2. Assessment of the conservation value of the surveyed trees.

3. Constraints Plan.

 An important constraint is the need to avoid soil disturbance, hence root damage, to nearby trees during site works.

In principle, the constraints are then accommodated in the design to minimize any conflict between the trees and the proposed development. In practice, competing interests often have to be reconciled, to the extent possible, in:

 4. Arboricultural implications assessment.

 When site movements have to be restricted in the interests of the retained trees, for example with fences or ground protection, the measures are set out in:

 5. Tree protection plan.

 It may also be necessary to conduct pre-development tree works, for example to make the site safe or to increase headroom for site traffic, which would be specified in a Schedule of Works.

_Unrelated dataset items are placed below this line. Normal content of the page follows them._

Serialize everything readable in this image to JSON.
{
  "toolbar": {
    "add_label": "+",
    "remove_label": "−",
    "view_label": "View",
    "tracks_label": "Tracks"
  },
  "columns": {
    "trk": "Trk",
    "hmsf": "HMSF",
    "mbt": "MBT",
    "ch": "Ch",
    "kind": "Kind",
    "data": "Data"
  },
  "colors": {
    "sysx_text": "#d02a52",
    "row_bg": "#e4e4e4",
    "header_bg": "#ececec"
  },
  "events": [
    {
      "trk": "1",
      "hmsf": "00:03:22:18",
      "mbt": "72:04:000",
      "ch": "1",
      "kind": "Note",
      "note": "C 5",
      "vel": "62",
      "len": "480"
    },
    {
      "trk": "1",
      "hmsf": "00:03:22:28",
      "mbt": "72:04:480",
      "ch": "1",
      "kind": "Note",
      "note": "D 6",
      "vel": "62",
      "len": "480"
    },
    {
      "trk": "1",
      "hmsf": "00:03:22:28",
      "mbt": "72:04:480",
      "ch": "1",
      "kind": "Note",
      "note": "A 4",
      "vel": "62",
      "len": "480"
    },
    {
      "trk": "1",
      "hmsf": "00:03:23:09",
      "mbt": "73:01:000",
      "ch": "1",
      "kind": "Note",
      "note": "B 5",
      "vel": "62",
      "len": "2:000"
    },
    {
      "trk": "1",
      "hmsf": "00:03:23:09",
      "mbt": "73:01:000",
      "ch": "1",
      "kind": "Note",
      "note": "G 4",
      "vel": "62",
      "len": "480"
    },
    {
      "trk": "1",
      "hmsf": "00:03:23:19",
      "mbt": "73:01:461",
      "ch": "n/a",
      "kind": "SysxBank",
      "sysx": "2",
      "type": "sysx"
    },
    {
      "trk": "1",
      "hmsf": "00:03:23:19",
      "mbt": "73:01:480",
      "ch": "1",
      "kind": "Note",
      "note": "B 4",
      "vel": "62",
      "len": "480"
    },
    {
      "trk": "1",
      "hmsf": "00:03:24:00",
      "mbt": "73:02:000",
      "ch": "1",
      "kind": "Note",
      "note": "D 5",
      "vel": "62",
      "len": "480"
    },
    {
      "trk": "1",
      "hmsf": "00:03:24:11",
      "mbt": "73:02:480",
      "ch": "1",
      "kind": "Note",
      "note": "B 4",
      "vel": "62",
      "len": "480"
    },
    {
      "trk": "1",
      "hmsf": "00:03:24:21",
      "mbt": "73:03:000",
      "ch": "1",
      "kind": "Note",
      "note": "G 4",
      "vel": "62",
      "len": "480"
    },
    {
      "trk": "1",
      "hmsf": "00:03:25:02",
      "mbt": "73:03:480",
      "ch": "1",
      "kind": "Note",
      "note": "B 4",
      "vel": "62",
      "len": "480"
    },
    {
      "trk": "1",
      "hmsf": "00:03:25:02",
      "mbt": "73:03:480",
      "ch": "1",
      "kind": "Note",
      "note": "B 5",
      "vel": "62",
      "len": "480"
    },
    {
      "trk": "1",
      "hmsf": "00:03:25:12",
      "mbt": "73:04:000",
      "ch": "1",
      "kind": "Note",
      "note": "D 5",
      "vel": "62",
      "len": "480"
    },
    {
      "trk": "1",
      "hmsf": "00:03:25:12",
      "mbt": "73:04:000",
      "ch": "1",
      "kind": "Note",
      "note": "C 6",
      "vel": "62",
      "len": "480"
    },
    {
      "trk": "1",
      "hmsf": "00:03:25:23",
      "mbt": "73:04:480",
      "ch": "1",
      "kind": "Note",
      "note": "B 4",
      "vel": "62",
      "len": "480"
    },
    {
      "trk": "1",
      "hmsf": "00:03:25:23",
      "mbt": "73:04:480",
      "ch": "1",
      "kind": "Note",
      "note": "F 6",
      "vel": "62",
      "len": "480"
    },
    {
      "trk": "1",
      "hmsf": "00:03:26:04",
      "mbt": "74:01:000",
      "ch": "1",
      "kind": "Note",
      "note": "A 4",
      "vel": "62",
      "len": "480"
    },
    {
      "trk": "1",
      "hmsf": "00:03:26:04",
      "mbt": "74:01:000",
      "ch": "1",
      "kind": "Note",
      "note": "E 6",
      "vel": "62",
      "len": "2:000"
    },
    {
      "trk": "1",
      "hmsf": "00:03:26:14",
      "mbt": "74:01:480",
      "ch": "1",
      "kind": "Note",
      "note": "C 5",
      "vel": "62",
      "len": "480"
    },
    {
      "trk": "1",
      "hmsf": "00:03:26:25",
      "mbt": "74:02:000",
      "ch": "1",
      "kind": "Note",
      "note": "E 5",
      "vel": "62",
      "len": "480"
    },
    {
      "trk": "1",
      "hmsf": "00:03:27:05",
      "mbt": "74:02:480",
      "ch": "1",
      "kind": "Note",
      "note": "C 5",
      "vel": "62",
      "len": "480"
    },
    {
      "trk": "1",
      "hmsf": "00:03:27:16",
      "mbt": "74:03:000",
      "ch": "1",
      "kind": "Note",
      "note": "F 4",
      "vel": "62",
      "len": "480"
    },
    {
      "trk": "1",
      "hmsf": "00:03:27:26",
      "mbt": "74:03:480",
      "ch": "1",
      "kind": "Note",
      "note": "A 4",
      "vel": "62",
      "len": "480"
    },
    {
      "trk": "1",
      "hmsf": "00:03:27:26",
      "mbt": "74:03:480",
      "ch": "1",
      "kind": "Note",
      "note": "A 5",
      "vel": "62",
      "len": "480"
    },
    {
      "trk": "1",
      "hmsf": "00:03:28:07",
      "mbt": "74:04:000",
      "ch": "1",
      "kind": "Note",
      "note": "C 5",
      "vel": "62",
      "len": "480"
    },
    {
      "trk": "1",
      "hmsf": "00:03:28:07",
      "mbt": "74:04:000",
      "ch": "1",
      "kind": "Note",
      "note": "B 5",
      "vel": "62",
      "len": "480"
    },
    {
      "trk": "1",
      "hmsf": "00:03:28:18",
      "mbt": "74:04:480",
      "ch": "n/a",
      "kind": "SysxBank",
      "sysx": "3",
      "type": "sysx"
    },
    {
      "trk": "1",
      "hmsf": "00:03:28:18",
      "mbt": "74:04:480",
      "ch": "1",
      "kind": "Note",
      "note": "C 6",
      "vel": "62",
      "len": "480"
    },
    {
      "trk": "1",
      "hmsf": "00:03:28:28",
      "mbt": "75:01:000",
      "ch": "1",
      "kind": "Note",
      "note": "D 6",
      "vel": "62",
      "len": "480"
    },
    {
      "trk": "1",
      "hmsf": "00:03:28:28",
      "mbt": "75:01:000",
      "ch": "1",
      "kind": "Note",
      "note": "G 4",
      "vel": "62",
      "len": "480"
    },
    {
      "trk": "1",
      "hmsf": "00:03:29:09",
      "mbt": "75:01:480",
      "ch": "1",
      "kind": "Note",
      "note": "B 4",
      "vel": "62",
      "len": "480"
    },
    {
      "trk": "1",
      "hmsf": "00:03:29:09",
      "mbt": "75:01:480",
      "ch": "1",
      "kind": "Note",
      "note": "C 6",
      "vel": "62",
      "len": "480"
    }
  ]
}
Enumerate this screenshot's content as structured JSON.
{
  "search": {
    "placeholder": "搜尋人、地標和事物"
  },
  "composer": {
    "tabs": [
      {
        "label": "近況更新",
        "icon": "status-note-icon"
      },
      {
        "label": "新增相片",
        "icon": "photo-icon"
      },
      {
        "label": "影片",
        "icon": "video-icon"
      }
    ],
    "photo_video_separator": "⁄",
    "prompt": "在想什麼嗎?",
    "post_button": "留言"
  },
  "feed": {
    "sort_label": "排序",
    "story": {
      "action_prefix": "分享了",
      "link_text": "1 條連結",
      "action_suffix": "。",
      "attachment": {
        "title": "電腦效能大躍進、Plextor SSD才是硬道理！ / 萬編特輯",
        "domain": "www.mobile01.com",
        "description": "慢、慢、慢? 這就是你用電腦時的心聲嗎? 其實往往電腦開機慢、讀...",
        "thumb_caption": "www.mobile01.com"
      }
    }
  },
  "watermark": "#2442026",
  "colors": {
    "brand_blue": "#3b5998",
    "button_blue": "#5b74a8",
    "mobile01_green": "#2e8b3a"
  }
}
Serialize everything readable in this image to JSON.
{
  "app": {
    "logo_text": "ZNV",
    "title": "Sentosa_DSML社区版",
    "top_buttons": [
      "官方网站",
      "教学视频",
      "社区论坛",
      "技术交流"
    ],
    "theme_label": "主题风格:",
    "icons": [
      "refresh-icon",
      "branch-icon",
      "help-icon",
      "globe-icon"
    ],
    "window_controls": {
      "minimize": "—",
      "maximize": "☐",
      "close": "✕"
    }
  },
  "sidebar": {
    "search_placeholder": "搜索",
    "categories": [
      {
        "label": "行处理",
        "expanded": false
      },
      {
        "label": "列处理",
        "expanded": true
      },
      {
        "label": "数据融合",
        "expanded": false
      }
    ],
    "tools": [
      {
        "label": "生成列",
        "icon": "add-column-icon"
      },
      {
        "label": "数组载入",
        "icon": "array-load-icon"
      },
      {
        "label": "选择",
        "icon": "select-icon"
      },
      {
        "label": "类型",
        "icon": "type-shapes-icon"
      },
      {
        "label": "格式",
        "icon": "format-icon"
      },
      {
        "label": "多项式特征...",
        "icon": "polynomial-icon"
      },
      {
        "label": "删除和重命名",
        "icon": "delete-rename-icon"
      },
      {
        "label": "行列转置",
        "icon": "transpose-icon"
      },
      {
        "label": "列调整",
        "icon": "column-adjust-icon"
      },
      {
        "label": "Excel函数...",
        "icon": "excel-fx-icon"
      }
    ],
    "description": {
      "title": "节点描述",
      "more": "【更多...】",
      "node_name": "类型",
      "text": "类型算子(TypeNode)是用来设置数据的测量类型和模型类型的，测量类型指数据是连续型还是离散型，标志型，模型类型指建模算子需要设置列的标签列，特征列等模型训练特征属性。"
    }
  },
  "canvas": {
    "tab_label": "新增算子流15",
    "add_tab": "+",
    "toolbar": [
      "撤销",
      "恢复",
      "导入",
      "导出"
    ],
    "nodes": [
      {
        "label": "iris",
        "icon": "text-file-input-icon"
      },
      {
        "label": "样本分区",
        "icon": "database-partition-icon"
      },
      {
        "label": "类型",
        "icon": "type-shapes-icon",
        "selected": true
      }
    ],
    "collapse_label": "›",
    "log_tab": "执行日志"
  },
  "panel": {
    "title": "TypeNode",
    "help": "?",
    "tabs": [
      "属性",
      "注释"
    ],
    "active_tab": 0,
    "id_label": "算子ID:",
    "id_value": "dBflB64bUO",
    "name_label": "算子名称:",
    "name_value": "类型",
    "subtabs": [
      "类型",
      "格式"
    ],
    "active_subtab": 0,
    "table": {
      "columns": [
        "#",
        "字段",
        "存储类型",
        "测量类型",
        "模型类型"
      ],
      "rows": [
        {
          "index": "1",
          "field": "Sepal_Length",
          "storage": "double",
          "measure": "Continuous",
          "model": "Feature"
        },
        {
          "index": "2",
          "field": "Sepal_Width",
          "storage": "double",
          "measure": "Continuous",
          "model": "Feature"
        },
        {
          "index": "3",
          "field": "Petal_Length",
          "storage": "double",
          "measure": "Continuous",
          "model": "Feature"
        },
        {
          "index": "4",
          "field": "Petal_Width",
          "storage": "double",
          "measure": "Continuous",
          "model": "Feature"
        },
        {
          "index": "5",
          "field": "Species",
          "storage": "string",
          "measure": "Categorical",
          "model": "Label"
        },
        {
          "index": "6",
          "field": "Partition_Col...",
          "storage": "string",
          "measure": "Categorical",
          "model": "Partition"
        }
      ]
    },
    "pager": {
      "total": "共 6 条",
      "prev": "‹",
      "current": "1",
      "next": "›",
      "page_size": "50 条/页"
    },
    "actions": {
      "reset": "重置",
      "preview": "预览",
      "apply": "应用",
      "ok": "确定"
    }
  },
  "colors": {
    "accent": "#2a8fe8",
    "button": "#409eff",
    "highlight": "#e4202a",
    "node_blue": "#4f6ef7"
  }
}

 Typically, a tree report containing some or all of these elements is submitted, together with the design, to the local planning authority in support of an application for planning permission. The procedure is the same whatever the scale of the development, or whether you are a private individual or a corporate developer.

Summary of Example Report

A mobile classroom is to be located on one of two possible sites in the grounds of the primary school. These sites are evaluated in relation to the nearby trees.

Neither site can be disqualified owing to tree-related constraints, although Site ‘A’ is the more problematical.

At Site ‘A’, to avoid excessive root damage to a belt of large plum trees to the south east, the position of the mobile on the indicative plan should be moved at least 2m north-west. To avoid the fall of ripe fruit onto the access ramp, either it could be shifted a further 1.5m NW or the access ramp could be re-sited to the NW side.

Consideration of the effects of the trees at the two possible sites on lighting, public amenity and security also suggest that Site ‘B’ is preferable to Site ‘A’.